FERHAT KETEN: EV STANDARTLARINDA YERİNDE BİRLEŞTİRİLEBİLİR KONTEYNERLER ÜRETTİK VE 2 HAFTADA ŞANTİYEYE ULAŞTIK

Keten Group Yönetim Kurulu Başkanı ve Yüksek Mimar Ferhat Keten, “Deprem sonrası hızlıca organize olup satın almalar yapmak yerine kendi mimar grubumuzla birlikte detaylı konut standardında, yerinde konteyner tasarladık. depremin ikinci haftasında yerinde birleştirilip bölgeye kullanılabilir hale getirildi.Tabii ki çok ilginç durumlar da var.Şu an bölgede sıcaklık -20 dereceyken saha maalesef hazır değildi.Karanlık vardı. devlet bürokrasisinde ve bizim için asıl zorluk üretim, kaynak yaratma ve örgütlenme değil, oradaki bürokratik standartların yetersizliğiydi.Yeter ki siyaset finans ve gayrimenkul, kamu yararı ve kurumsal fayda üzerine olsun, yeter ki aradaki fark Algılanmazsa bu hataları yapmaya devam edeceğiz” dedi.

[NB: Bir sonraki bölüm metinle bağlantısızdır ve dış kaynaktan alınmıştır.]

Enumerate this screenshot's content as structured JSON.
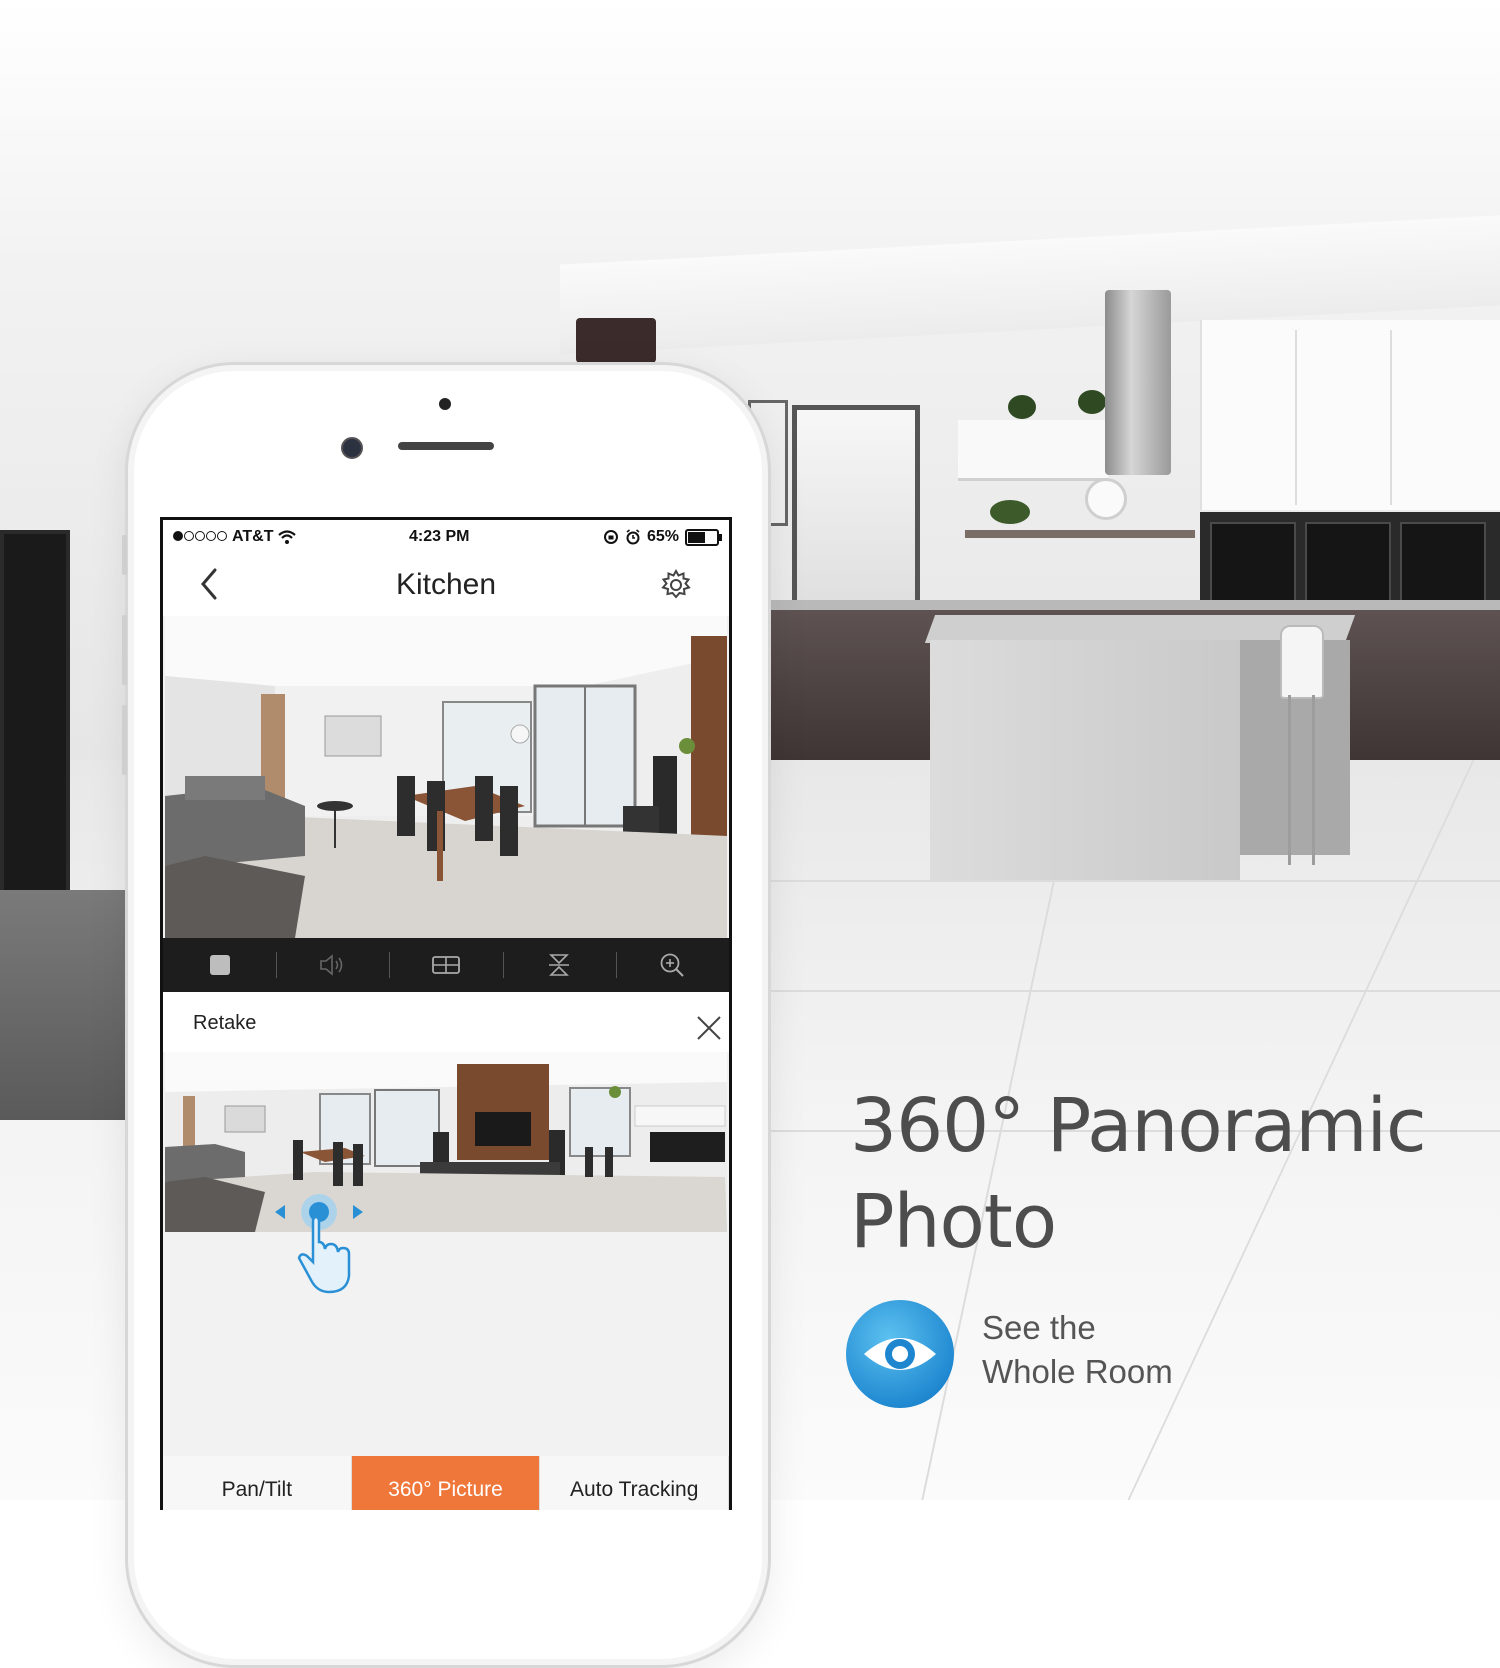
{
  "status_bar": {
    "carrier": "AT&T",
    "time": "4:23 PM",
    "battery": "65%",
    "battery_level": 0.65,
    "signal_bars_filled": 1,
    "signal_bars_total": 5
  },
  "nav": {
    "title": "Kitchen",
    "back_icon": "chevron-left-icon",
    "settings_icon": "gear-icon"
  },
  "toolbar": {
    "items": [
      "stop-icon",
      "speaker-icon",
      "grid-layout-icon",
      "flip-icon",
      "zoom-in-icon"
    ]
  },
  "panorama_panel": {
    "retake_label": "Retake",
    "close_icon": "close-icon"
  },
  "tabs": [
    {
      "label": "Pan/Tilt",
      "active": false
    },
    {
      "label": "360° Picture",
      "active": true
    },
    {
      "label": "Auto Tracking",
      "active": false
    }
  ],
  "marketing": {
    "headline_line1": "360° Panoramic",
    "headline_line2": "Photo",
    "feature_line1": "See the",
    "feature_line2": "Whole Room",
    "feature_icon": "eye-icon"
  },
  "colors": {
    "accent": "#f0773a",
    "badge_blue": "#2a95d8",
    "headline_gray": "#4d4d4d"
  }
}
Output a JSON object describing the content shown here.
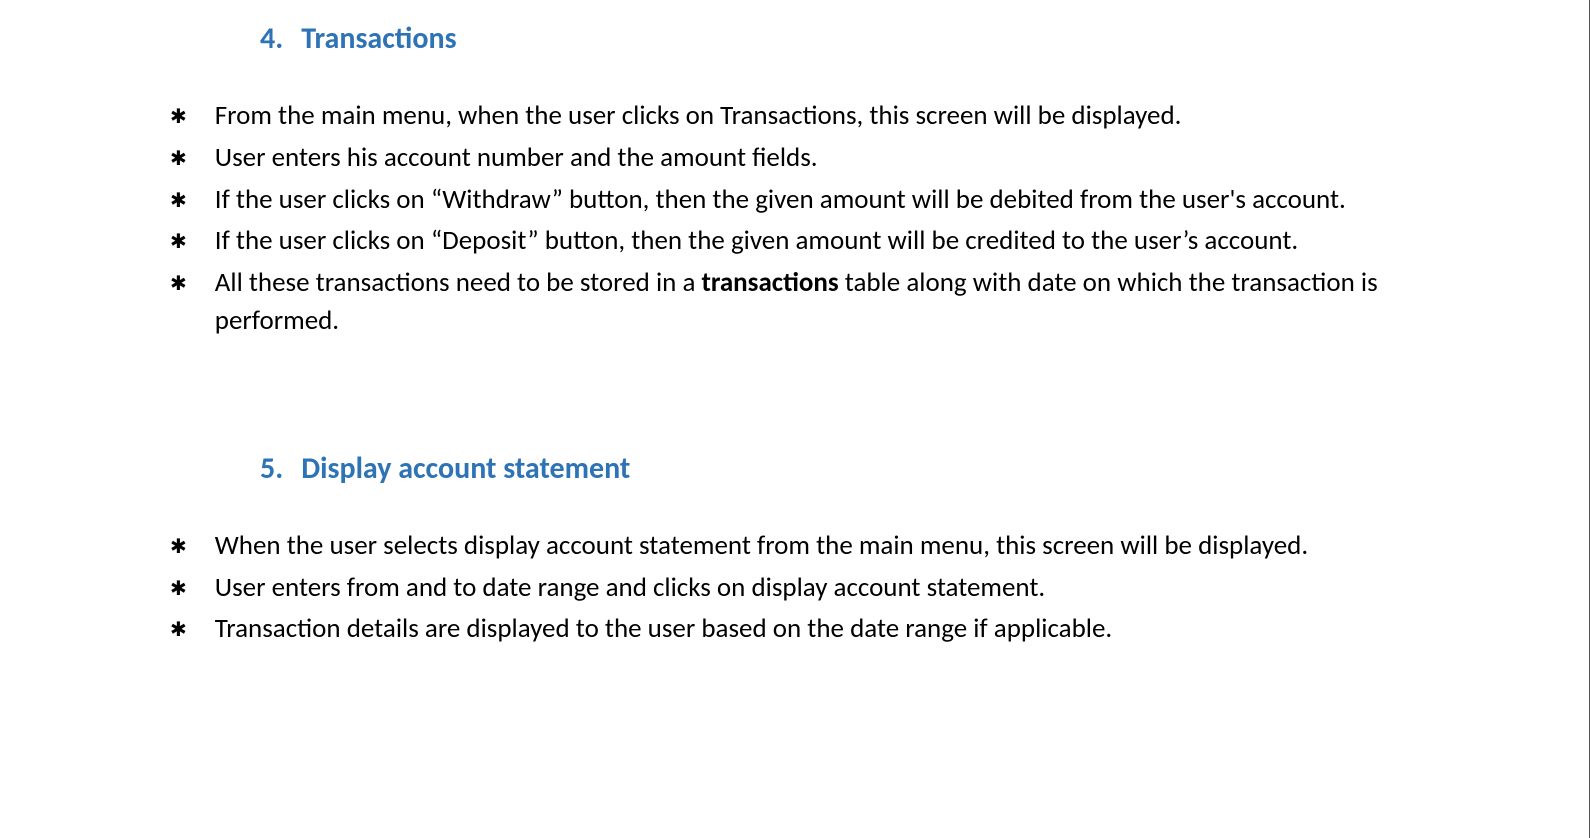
{
  "sections": [
    {
      "number": "4.",
      "title": "Transactions",
      "bullets": [
        {
          "parts": [
            {
              "text": "From the main menu, when the user clicks on Transactions, this screen will be displayed.",
              "bold": false
            }
          ]
        },
        {
          "parts": [
            {
              "text": "User enters his account number and the amount fields.",
              "bold": false
            }
          ]
        },
        {
          "parts": [
            {
              "text": "If the user clicks on “Withdraw” button, then the given amount will be debited from the user's account.",
              "bold": false
            }
          ]
        },
        {
          "parts": [
            {
              "text": "If the user clicks on “Deposit” button, then the given amount will be credited to the user’s account.",
              "bold": false
            }
          ]
        },
        {
          "parts": [
            {
              "text": "All these transactions need to be stored in a ",
              "bold": false
            },
            {
              "text": "transactions",
              "bold": true
            },
            {
              "text": " table along with date on which the transaction is performed.",
              "bold": false
            }
          ]
        }
      ]
    },
    {
      "number": "5.",
      "title": "Display account statement",
      "bullets": [
        {
          "parts": [
            {
              "text": "When the user selects display account statement from the main menu, this screen will be displayed.",
              "bold": false
            }
          ]
        },
        {
          "parts": [
            {
              "text": "User enters from and to date range and clicks on display account statement.",
              "bold": false
            }
          ]
        },
        {
          "parts": [
            {
              "text": "Transaction details are displayed to the user based on the date range if applicable.",
              "bold": false
            }
          ]
        }
      ]
    }
  ]
}
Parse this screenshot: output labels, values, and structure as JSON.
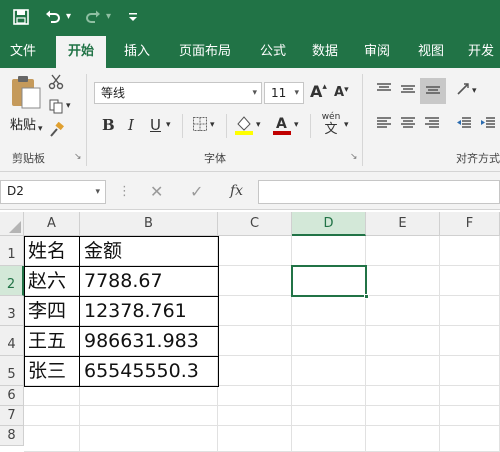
{
  "quick_access": {
    "save_icon": "save-icon",
    "undo_icon": "undo-icon",
    "redo_icon": "redo-icon",
    "customize_icon": "customize-icon"
  },
  "tabs": [
    {
      "label": "文件"
    },
    {
      "label": "开始"
    },
    {
      "label": "插入"
    },
    {
      "label": "页面布局"
    },
    {
      "label": "公式"
    },
    {
      "label": "数据"
    },
    {
      "label": "审阅"
    },
    {
      "label": "视图"
    },
    {
      "label": "开发"
    }
  ],
  "ribbon": {
    "clipboard": {
      "paste_label": "粘贴",
      "group_label": "剪贴板"
    },
    "font": {
      "font_name": "等线",
      "font_size": "11",
      "bold": "B",
      "italic": "I",
      "underline": "U",
      "grow": "A",
      "shrink": "A",
      "wen_top": "wén",
      "wen_bottom": "文",
      "group_label": "字体"
    },
    "alignment": {
      "group_label": "对齐方式"
    }
  },
  "formula_bar": {
    "name_box": "D2",
    "fx_label": "fx",
    "content": ""
  },
  "grid": {
    "columns": [
      "A",
      "B",
      "C",
      "D",
      "E",
      "F"
    ],
    "rows": [
      "1",
      "2",
      "3",
      "4",
      "5",
      "6",
      "7",
      "8"
    ],
    "selected_cell": "D2",
    "table": [
      {
        "a": "姓名",
        "b": "金额"
      },
      {
        "a": "赵六",
        "b": "7788.67"
      },
      {
        "a": "李四",
        "b": "12378.761"
      },
      {
        "a": "王五",
        "b": "986631.983"
      },
      {
        "a": "张三",
        "b": "65545550.3"
      }
    ]
  },
  "colors": {
    "excel_green": "#217346",
    "selection_border": "#217346",
    "font_color_underline": "#c00000",
    "highlight_underline": "#ffff00"
  }
}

MERT FIRAT: DÜNYAYA ZARAR VERİYORUZ VE YÖNETEMİYORUZ

İhtiyaç Haritası Kurucusu Mert Fırat, “Depremin olduğu ilk gün oradaydık. Gaziantep ve Adana’da çalışan bir yapımız vardı. Sürdürülebilir kalkınma kapsamında bölgede birlikte çalışıyoruz. sağlam şehirler için sağlam KOBİ projeleri ile deprem önlemi.Toplumu ve halkı nasıl daha iyi hale getirebiliriz sorusu üzerine hareket etmeliyiz.Muhtaç Haritası olarak kapalı devre sisteme uyumlu olması için çalışıyoruz. Afetlerde kullanabileceğimiz çalışmalar, öngörüler ve geçmiş bilgiler ışığında geçmişten gelen bilgileri dijitale ve geleceğe aktararak yeninin bize getirdiklerini kullanmaya çalıştık. depremin ilk saatinde bile kaç binanın hasar gördüğü bilgisi.2000’den 2020’ye kadar doğal afetler yüzde 800 arttı.İklim krizi ve küresel ısınma insan kaynaklı.Dünyaya zarar verdiğimiz ve yönetemediğimiz bir çağda, bu tür felaketlerle rekabet etmeye devam edeceğiz. Bu nedenle hazırlıklı olmalıyız. Afete karşı güçlü bir şehir olmadığı sürece sabahtan akşama kadar çalışsak da uyumsuzluk, işleyişsizlik ve dolayısıyla şehircilikle ilgili sorunlar yaşamaya devam edeceğiz.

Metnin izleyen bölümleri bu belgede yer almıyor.